Over Gillard's and Farley's sonic textures trips Pollard, aping the monosyllabic
"oooing" of Robert Plant but with none of the center stage
one-upmanship. The result is a respectful nod to the great Led Zeppelin but also
an acknowledgement of Classic Rock's demise and the need to move on creatively.
Then there is the Pop side of Pollard. The creativity gods must have been
smiling the day he took his first sip of Bud, because Pollard, throughout his
career, has been able to crank out one happy-catchy-flashy Pop hook after
another. There seems to be no end. And Pollard doesn't apologize for it. He
seems to see no reason why you can't be Rock and Pop at the same time.

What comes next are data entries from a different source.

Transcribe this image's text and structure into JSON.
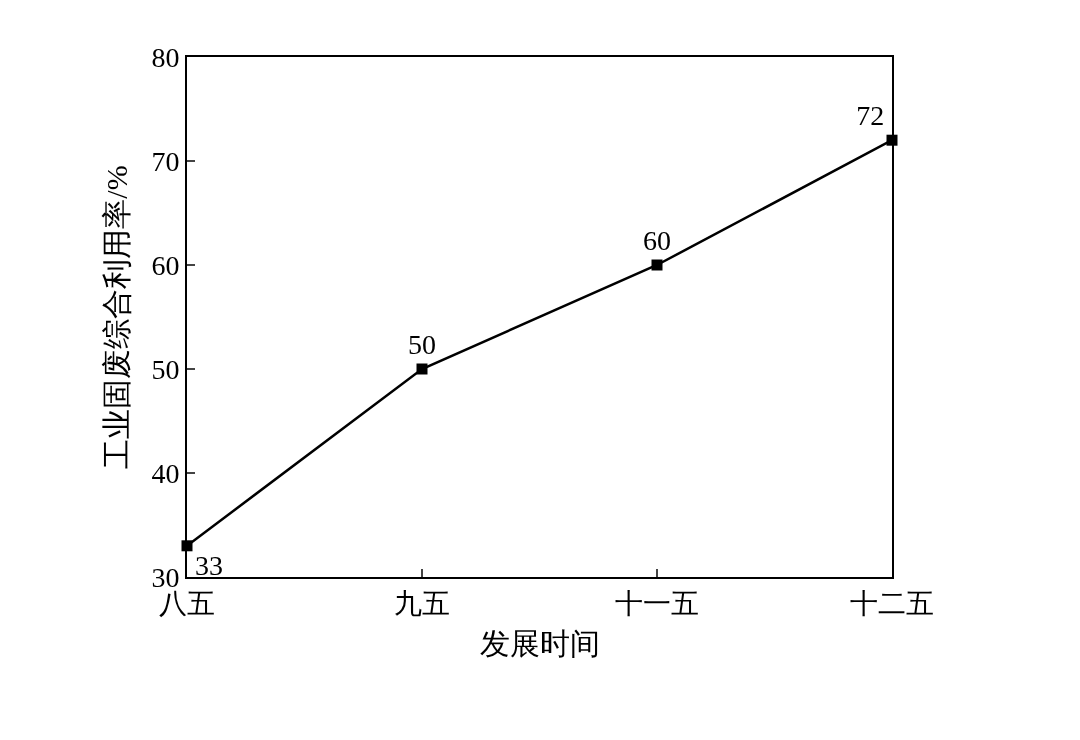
{
  "chart_data": {
    "type": "line",
    "xlabel": "发展时间",
    "ylabel": "工业固废综合利用率/%",
    "categories": [
      "八五",
      "九五",
      "十一五",
      "十二五"
    ],
    "values": [
      33,
      50,
      60,
      72
    ],
    "color": "#000000",
    "marker": "square",
    "line_style": "solid",
    "ylim": [
      30,
      80
    ],
    "yticks": [
      30,
      40,
      50,
      60,
      70,
      80
    ],
    "data_labels": true
  }
}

Perhaps that's because they're a little on the quirky side of Pop, which is
probably due to their not being Pop purebreds. Take drummer Jim MacPherson's
diverse styles in "Fair Touching": First, he's bebopping away on his
kit like he's Ringo Star in the yellow submarine, then when the cadence starts
looming over the hooky horizon, he's driving with the intensity of Keith Moon
"Goin' Mobile."
Though these Pop gems are quirky, they're also complicated, crafted for the
mainstream but discriminating listener. Combining the pre-Sergeant Pepper's
veneer of the Beatles, the polish of a high-powered studio producer, Robert
Schnapf (TVT), the energy of a 15-year-old-boy going to his first mixed high
school dance and the love of playing music as long as it's good, Pollard has
come up with tightly packaged jewels like "Glad Girls" and
"Chasing Heather Crazy" on this new disc. Because of its complexity,
Pollard's Pop just gets better every time you listen to it, the fact of which
should sufficiently placate heated complaints that the quality of GBV's set list
has gone downhill since Bee Thousand.
Overall, you can sense Pollard's genuine love for music making on Isolation
Drills. Perhaps that's because he never thought he'd ever get from no-name
Scat Records to the high profile Indie label Matador, or eventually make records
with increasing budgets at TVT. Perhaps it's because he thought he'd always be a
fourth grade teacher reading stories to his students, going home after work to
his house and wife and going to his kids' soccer games. Perhaps he thought that
he'd be happy as long as he could keep rocking with his drinking buddies, that
it would be OK if he never got to be a Rock Star. Whatever the reason behind his
love for music, we're lucky he continues to make albums like Isolation Drills.